Navigating Emerging Markets — Latin America
Latin America's diverse growing market seeks regulatory harmonization.

BioPharm International
Volume 26, Issue 4, pp. 60-63


Other considerations for pharmaceutical companies interested in expanding in Latin America include regulatory risk profile. In general, Latin American pharmacovigilance systems have developed considerably since the early 1990s and continue to strengthen. Several countries have set up adverse events reporting systems for products in the market, and 10 countries have regulations reporting adverse events during clinical trials.

Countries that currently have low pharmacovigilance requirement levels must still develop a system and appropriate monitoring measures. They are strongly encouraged by the WHO to do so in a timely fashion.

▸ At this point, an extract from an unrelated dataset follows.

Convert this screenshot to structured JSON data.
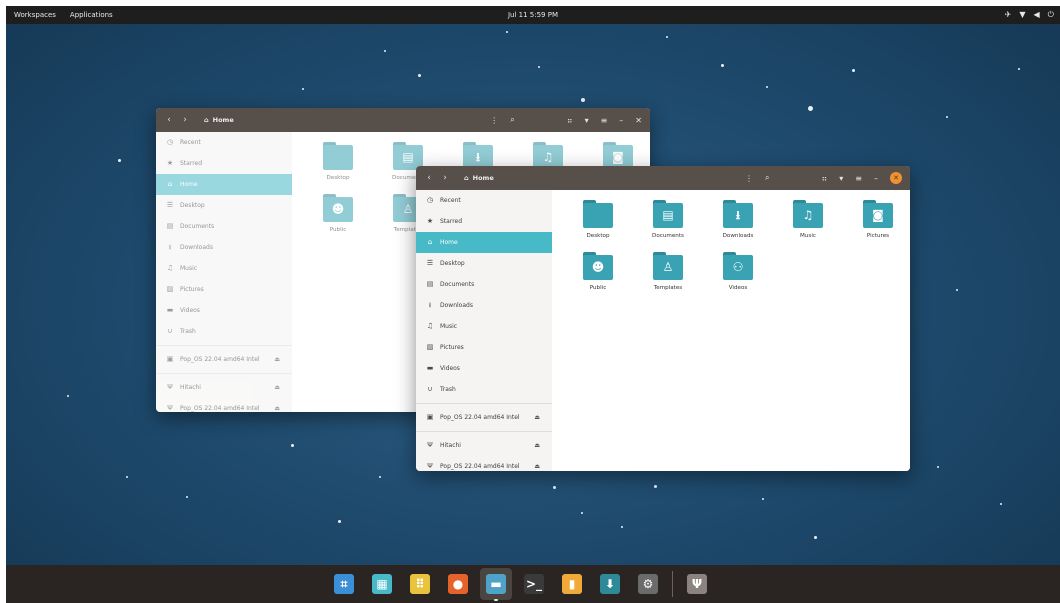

The Subregional Pharmacovigilance Programmme and the Pan American Network for Drug Regulatory Harmonization also assist countries in Latin America in developing pharmacovigilance regulations that are harmonized with other Latin American countries.

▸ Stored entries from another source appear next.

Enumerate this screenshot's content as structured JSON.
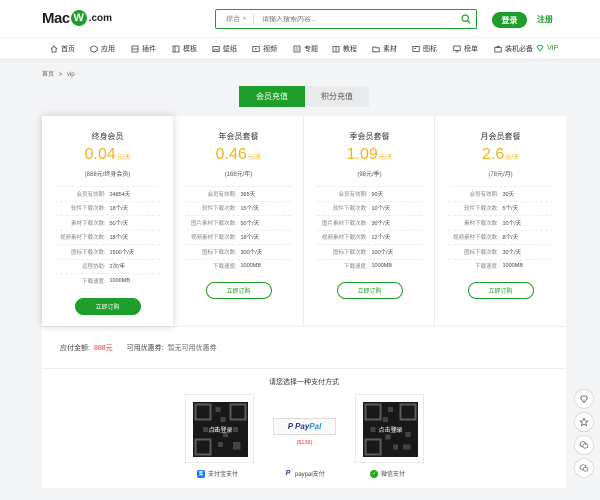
{
  "header": {
    "logo_mac": "Mac",
    "logo_w": "W",
    "logo_com": ".com",
    "search_category": "综合",
    "search_placeholder": "请输入搜索内容...",
    "login": "登录",
    "register": "注册"
  },
  "nav": {
    "items": [
      {
        "label": "首页",
        "icon": "home-icon"
      },
      {
        "label": "应用",
        "icon": "app-icon"
      },
      {
        "label": "插件",
        "icon": "plugin-icon"
      },
      {
        "label": "模板",
        "icon": "template-icon"
      },
      {
        "label": "壁纸",
        "icon": "wallpaper-icon"
      },
      {
        "label": "视频",
        "icon": "video-icon"
      },
      {
        "label": "专题",
        "icon": "topic-icon"
      },
      {
        "label": "教程",
        "icon": "tutorial-icon"
      },
      {
        "label": "素材",
        "icon": "folder-icon"
      },
      {
        "label": "图标",
        "icon": "icon-icon"
      },
      {
        "label": "榜单",
        "icon": "ranking-icon"
      },
      {
        "label": "装机必备",
        "icon": "briefcase-icon"
      },
      {
        "label": "VIP",
        "icon": "diamond-icon"
      }
    ]
  },
  "breadcrumb": {
    "home": "首页",
    "sep": ">",
    "current": "vip"
  },
  "tabs": {
    "active": "会员充值",
    "inactive": "积分充值"
  },
  "plans": [
    {
      "name": "终身会员",
      "price": "0.04",
      "unit": "元/天",
      "sub": "(888元/终身会员)",
      "rows": [
        {
          "k": "会员有效期:",
          "v": "24854天"
        },
        {
          "k": "软件下载次数:",
          "v": "18个/天"
        },
        {
          "k": "素材下载次数:",
          "v": "50个/天"
        },
        {
          "k": "视频素材下载次数:",
          "v": "18个/天"
        },
        {
          "k": "图标下载次数:",
          "v": "1500个/天"
        },
        {
          "k": "远程协助:",
          "v": "2次/年"
        },
        {
          "k": "下载速度:",
          "v": "1000MB"
        }
      ],
      "buy": "立即订购"
    },
    {
      "name": "年会员套餐",
      "price": "0.46",
      "unit": "元/天",
      "sub": "(168元/年)",
      "rows": [
        {
          "k": "会员有效期:",
          "v": "365天"
        },
        {
          "k": "软件下载次数:",
          "v": "15个/天"
        },
        {
          "k": "图片素材下载次数:",
          "v": "50个/天"
        },
        {
          "k": "视频素材下载次数:",
          "v": "18个/天"
        },
        {
          "k": "图标下载次数:",
          "v": "300个/天"
        },
        {
          "k": "下载速度:",
          "v": "1000MB"
        }
      ],
      "buy": "立即订购"
    },
    {
      "name": "季会员套餐",
      "price": "1.09",
      "unit": "元/天",
      "sub": "(98元/季)",
      "rows": [
        {
          "k": "会员有效期:",
          "v": "90天"
        },
        {
          "k": "软件下载次数:",
          "v": "10个/天"
        },
        {
          "k": "图片素材下载次数:",
          "v": "30个/天"
        },
        {
          "k": "视频素材下载次数:",
          "v": "12个/天"
        },
        {
          "k": "图标下载次数:",
          "v": "100个/天"
        },
        {
          "k": "下载速度:",
          "v": "1000MB"
        }
      ],
      "buy": "立即订购"
    },
    {
      "name": "月会员套餐",
      "price": "2.6",
      "unit": "元/天",
      "sub": "(78元/月)",
      "rows": [
        {
          "k": "会员有效期:",
          "v": "30天"
        },
        {
          "k": "软件下载次数:",
          "v": "5个/天"
        },
        {
          "k": "素材下载次数:",
          "v": "10个/天"
        },
        {
          "k": "视频素材下载次数:",
          "v": "8个/天"
        },
        {
          "k": "图标下载次数:",
          "v": "30个/天"
        },
        {
          "k": "下载速度:",
          "v": "1000MB"
        }
      ],
      "buy": "立即订购"
    }
  ],
  "amount": {
    "label": "应付金额:",
    "price": "888元",
    "coupon_label": "可用优惠券:",
    "coupon": "暂无可用优惠券"
  },
  "payment": {
    "title": "请您选择一种支付方式",
    "qr_mask": "点击登录",
    "paypal_price": "($138)",
    "paypal_text1": "Pay",
    "paypal_text2": "Pal",
    "alipay": "支付宝支付",
    "paypal": "paypal支付",
    "wechat": "微信支付"
  },
  "colors": {
    "brand": "#1e9e2a",
    "price": "#f2b21e",
    "red": "#e4393c"
  }
}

The way that payment is structured varies tremendously. For example, in Mexico, the government pays for approximately 45% of healthcare—significantly less than other Latin American countries. Other markets in the region, particularly Venezuela and Chile, have implemented Latin American social medicine (LASM) practices. In Venezuela, these practices have manifested as Mission Barrio Adentro, a national social welfare program comprised of neighborhood healthcare clinics built in the past decade intended to provide universal primary care to Venezuelans. Though both WHO and UNICEF have praised the program for its holistic approach to community health, critics have argued that building the planned 8500 local clinics siphons resources away from traditional hospitals.

It's crucial that pharmaceutical companies understand how healthcare is delivered in each Latin American market, because there is such a degree of diversity. How payment is structured and care is delivered impact the number of stakeholders to whom companies have to present the case for their products.

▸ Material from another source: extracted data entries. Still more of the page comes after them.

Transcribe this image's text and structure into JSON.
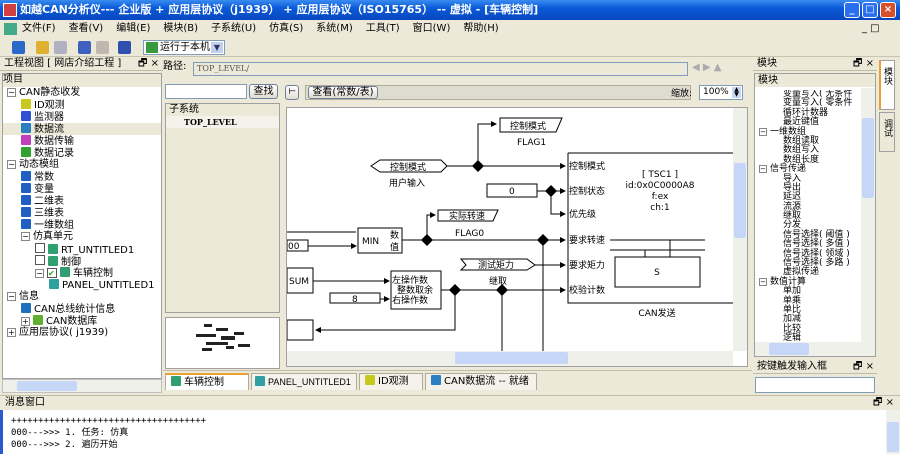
{
  "window": {
    "title": "如越CAN分析仪--- 企业版 + 应用层协议（j1939） + 应用层协议（ISO15765） -- 虚拟 - [车辆控制]",
    "minimize": "_",
    "maximize": "□",
    "close": "×"
  },
  "menu": [
    "文件(F)",
    "查看(V)",
    "编辑(E)",
    "模块(B)",
    "子系统(U)",
    "仿真(S)",
    "系统(M)",
    "工具(T)",
    "窗口(W)",
    "帮助(H)"
  ],
  "toolbar": {
    "run_target": "运行于本机"
  },
  "project": {
    "title": "工程视图 [ 网店介绍工程 ]",
    "header": "项目",
    "items": [
      {
        "label": "CAN静态收发",
        "level": 0,
        "exp": "−",
        "color": ""
      },
      {
        "label": "ID观测",
        "level": 1,
        "color": "#c8c820"
      },
      {
        "label": "监测器",
        "level": 1,
        "color": "#3050d0"
      },
      {
        "label": "数据流",
        "level": 1,
        "color": "#2a80c0"
      },
      {
        "label": "数据传输",
        "level": 1,
        "color": "#c040c0"
      },
      {
        "label": "数据记录",
        "level": 1,
        "color": "#30a030"
      },
      {
        "label": "动态模组",
        "level": 0,
        "exp": "−",
        "color": ""
      },
      {
        "label": "常数",
        "level": 1,
        "color": "#2060c0"
      },
      {
        "label": "变量",
        "level": 1,
        "color": "#2060c0"
      },
      {
        "label": "二维表",
        "level": 1,
        "color": "#2060c0"
      },
      {
        "label": "三维表",
        "level": 1,
        "color": "#2060c0"
      },
      {
        "label": "一维数组",
        "level": 1,
        "color": "#2060c0"
      },
      {
        "label": "仿真单元",
        "level": 1,
        "exp": "−",
        "color": ""
      },
      {
        "label": "RT_UNTITLED1",
        "level": 2,
        "check": false,
        "color": "#30a070"
      },
      {
        "label": "制御",
        "level": 2,
        "check": false,
        "color": "#30a070"
      },
      {
        "label": "车辆控制",
        "level": 2,
        "check": true,
        "exp": "−",
        "color": "#30a070"
      },
      {
        "label": "PANEL_UNTITLED1",
        "level": 3,
        "color": "#30a0a0"
      },
      {
        "label": "信息",
        "level": 0,
        "exp": "−",
        "color": ""
      },
      {
        "label": "CAN总线统计信息",
        "level": 1,
        "color": "#2070c0"
      },
      {
        "label": "CAN数据库",
        "level": 1,
        "exp": "+",
        "color": "#60b030"
      },
      {
        "label": "应用层协议( j1939)",
        "level": 0,
        "exp": "+",
        "color": ""
      }
    ]
  },
  "path": {
    "label": "路径:",
    "value": "TOP_LEVEL/"
  },
  "search": {
    "value": "",
    "button": "查找"
  },
  "subsystem": {
    "header": "子系统",
    "items": [
      "TOP_LEVEL"
    ]
  },
  "diagram_toolbar": {
    "view_button": "查看(常数/表)",
    "zoom_label": "缩放:",
    "zoom_value": "100%"
  },
  "diagram": {
    "flag1_label": "控制模式",
    "flag1_name": "FLAG1",
    "user_input_label": "控制模式",
    "user_input_name": "用户输入",
    "const0": "0",
    "flag0_label": "实际转速",
    "flag0_name": "FLAG0",
    "min_label": "MIN",
    "min_sub1": "数",
    "min_sub2": "值",
    "const_left": "00",
    "test_label": "测试矩力",
    "test_name": "继取",
    "sum_label": "SUM",
    "mod_l1": "左操作数",
    "mod_l2": "整数取余",
    "mod_l3": "右操作数",
    "const8": "8",
    "can_ports": [
      "控制模式",
      "控制状态",
      "优先级",
      "要求转速",
      "要求矩力",
      "校验计数"
    ],
    "can_info": [
      "[ TSC1 ]",
      "id:0x0C0000A8",
      "f:ex",
      "ch:1"
    ],
    "s_label": "S",
    "can_name": "CAN发送"
  },
  "tabs": [
    "车辆控制",
    "PANEL_UNTITLED1",
    "ID观测",
    "CAN数据流 -- 就绪"
  ],
  "modules": {
    "title": "模块",
    "header": "模块",
    "items": [
      {
        "label": "变量写入( 无条件",
        "level": 2
      },
      {
        "label": "变量写入( 零条件",
        "level": 2
      },
      {
        "label": "循环计数器",
        "level": 2
      },
      {
        "label": "最近键值",
        "level": 2
      },
      {
        "label": "一维数组",
        "level": 1,
        "exp": "−"
      },
      {
        "label": "数组读取",
        "level": 2
      },
      {
        "label": "数组写入",
        "level": 2
      },
      {
        "label": "数组长度",
        "level": 2
      },
      {
        "label": "信号传递",
        "level": 1,
        "exp": "−"
      },
      {
        "label": "导入",
        "level": 2
      },
      {
        "label": "导出",
        "level": 2
      },
      {
        "label": "延迟",
        "level": 2
      },
      {
        "label": "流源",
        "level": 2
      },
      {
        "label": "继取",
        "level": 2
      },
      {
        "label": "分发",
        "level": 2
      },
      {
        "label": "信号选择( 阈值 )",
        "level": 2
      },
      {
        "label": "信号选择( 多值 )",
        "level": 2
      },
      {
        "label": "信号选择( 领域 )",
        "level": 2
      },
      {
        "label": "信号选择( 多路 )",
        "level": 2
      },
      {
        "label": "虚拟传递",
        "level": 2
      },
      {
        "label": "数值计算",
        "level": 1,
        "exp": "−"
      },
      {
        "label": "单加",
        "level": 2
      },
      {
        "label": "单乘",
        "level": 2
      },
      {
        "label": "单比",
        "level": 2
      },
      {
        "label": "加减",
        "level": 2
      },
      {
        "label": "比较",
        "level": 2
      },
      {
        "label": "逻辑",
        "level": 2
      }
    ]
  },
  "side_tabs": [
    "模块",
    "调试"
  ],
  "key_input": {
    "title": "按键触发输入框",
    "value": ""
  },
  "messages": {
    "title": "消息窗口",
    "lines": [
      "++++++++++++++++++++++++++++++++++++",
      "000--->>> 1.  任务: 仿真",
      "000--->>> 2.  遍历开始"
    ]
  }
}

Beyond understanding the regulatory landscape of each market, there are other market characteristics to consider as well. For example, in some markets like Argentina, the majority of pharmaceutical sales are currently going to domestic companies. Chile, on the other hand, only produces a small amount of medical equipment locally, though some protectionist regulation meant to encourage local industry complicates the landscape for companies looking to expand there. Some countries, such as Colombia, produce pharmaceuticals that are imported by other countries in the region, especially Venezuela.

Beyond the current makeup of the pharmaceutical industry in each nation, understanding the demographics and political landscape of each market is essential. Chile, for example, while smaller in market size than Brazil or Argentina, has the highest gross domestic product (GDP) per capita in Latin America. In May 2010, Chile became the first South American country to join the Organisation for Economic Co-operation and Development (OECD).

The Mexican market offers some other demographics that make it attractive for healthcare. The population has continued to grow by nearly 9% between 2005 and 2010, at the same time that life expectancy also increased. In addition, the Mexican government has, in the past decade, launched programs aimed at expanding health insurance. In 2003, the government started Seguro Popular, which offered publicly provided health insurance to some poor families. In the years since, Mexico has launched other initiatives, including Medical Insurance for a New Generation aimed at disadvantaged children under the age of five, and Universal Care Coverage for Pregnant Women in 2009. Health spending is still lower than the OECD average, but coverage has increased.

The existing infrastructure must be kept in consideration. Mexico has a considerable manufacturing industry, but its research and development sector is less developed. Mexico spent $6.4 billion, or 0.4% of its GDP, in R&D across all sectors in 2011. As a percentage of GDP, this is less than half as much as Brazil spent the same year, and less than a quarter of the OECD average (2, 3).